12.06.2024
When it comes to cybersecurity for businesses, size doesn’t matter in the way most would think. It’s not about how big a company is — it’s about how big their customers are. If a smaller organization processes sensitive data for large organizations, it is expected to protect that data with the same level of security as its biggest clients.
The Misconception: We’re Too Small to Be a Target
Many small businesses mistakenly believe they’re not on a hacker’s radar because of their size. They think, for example, “Why would anyone attack us when they could go after giants like Pfizer or major banks?” The reality is most cyberattacks are not specifically targeted — they are opportunistic.
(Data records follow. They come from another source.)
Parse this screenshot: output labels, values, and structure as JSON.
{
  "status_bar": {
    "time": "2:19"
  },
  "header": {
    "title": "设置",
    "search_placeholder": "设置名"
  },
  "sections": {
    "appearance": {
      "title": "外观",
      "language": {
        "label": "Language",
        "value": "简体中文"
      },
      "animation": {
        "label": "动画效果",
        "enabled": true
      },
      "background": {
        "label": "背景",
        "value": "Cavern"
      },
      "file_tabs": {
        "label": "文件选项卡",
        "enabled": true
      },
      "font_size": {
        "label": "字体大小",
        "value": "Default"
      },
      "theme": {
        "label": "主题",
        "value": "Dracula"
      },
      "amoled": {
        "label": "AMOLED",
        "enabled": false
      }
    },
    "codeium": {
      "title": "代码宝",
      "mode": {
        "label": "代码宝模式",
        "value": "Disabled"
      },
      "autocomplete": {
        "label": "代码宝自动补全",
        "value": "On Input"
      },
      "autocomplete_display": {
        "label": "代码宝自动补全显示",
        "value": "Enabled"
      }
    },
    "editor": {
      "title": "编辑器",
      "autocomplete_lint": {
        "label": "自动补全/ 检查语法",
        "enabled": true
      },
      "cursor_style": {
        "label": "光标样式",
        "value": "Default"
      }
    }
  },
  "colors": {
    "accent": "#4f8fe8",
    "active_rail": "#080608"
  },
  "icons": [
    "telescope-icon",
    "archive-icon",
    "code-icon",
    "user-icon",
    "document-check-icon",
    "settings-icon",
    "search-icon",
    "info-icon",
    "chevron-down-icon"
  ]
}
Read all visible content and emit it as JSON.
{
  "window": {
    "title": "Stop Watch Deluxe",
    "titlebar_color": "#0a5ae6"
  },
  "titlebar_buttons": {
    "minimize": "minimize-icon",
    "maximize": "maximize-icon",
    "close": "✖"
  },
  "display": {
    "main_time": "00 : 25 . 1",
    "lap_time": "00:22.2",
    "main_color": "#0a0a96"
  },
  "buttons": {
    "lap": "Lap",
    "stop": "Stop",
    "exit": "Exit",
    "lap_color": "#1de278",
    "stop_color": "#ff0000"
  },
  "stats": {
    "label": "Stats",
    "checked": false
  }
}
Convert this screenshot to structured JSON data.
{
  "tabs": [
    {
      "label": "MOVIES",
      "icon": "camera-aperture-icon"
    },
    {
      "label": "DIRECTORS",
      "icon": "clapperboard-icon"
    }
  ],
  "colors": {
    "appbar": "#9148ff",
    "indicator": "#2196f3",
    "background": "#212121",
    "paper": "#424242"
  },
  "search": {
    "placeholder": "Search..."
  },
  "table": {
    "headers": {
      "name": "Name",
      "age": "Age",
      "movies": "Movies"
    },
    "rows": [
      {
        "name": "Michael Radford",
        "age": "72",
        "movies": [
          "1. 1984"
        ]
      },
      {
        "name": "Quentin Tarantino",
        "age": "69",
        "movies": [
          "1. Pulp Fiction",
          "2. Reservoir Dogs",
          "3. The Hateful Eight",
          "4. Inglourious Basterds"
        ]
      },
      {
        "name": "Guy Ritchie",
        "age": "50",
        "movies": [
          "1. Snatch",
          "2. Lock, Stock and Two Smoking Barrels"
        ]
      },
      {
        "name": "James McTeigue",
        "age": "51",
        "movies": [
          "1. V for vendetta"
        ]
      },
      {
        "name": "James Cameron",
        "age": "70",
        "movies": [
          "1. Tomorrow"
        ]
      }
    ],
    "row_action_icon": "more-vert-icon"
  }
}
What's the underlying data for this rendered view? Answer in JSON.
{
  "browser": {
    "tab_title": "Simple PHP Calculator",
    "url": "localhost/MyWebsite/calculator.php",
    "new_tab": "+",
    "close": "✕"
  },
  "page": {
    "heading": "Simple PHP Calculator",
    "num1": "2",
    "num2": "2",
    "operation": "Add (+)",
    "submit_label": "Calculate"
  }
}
Hackers often use automated tools to scan the internet for vulnerabilities in any public-facing system, regardless of the company’s size. They send thousands of emails to random email addresses they have gathered on the dark web. Its only after they gain access that they understand who they have compromised. For smaller companies, they investigate who the breached company works with, and that’s where the bigger fish come into play.
Just like law enforcement climbing the chain to catch a kingpin, hackers exploit weaker links in the supply chain to reach their ultimate targets. In fact, more than 50% of breaches occur through third parties. If hackers want to breach a company like Pfizer, breaking into a smaller vendor’s system is often the easiest and most effective route.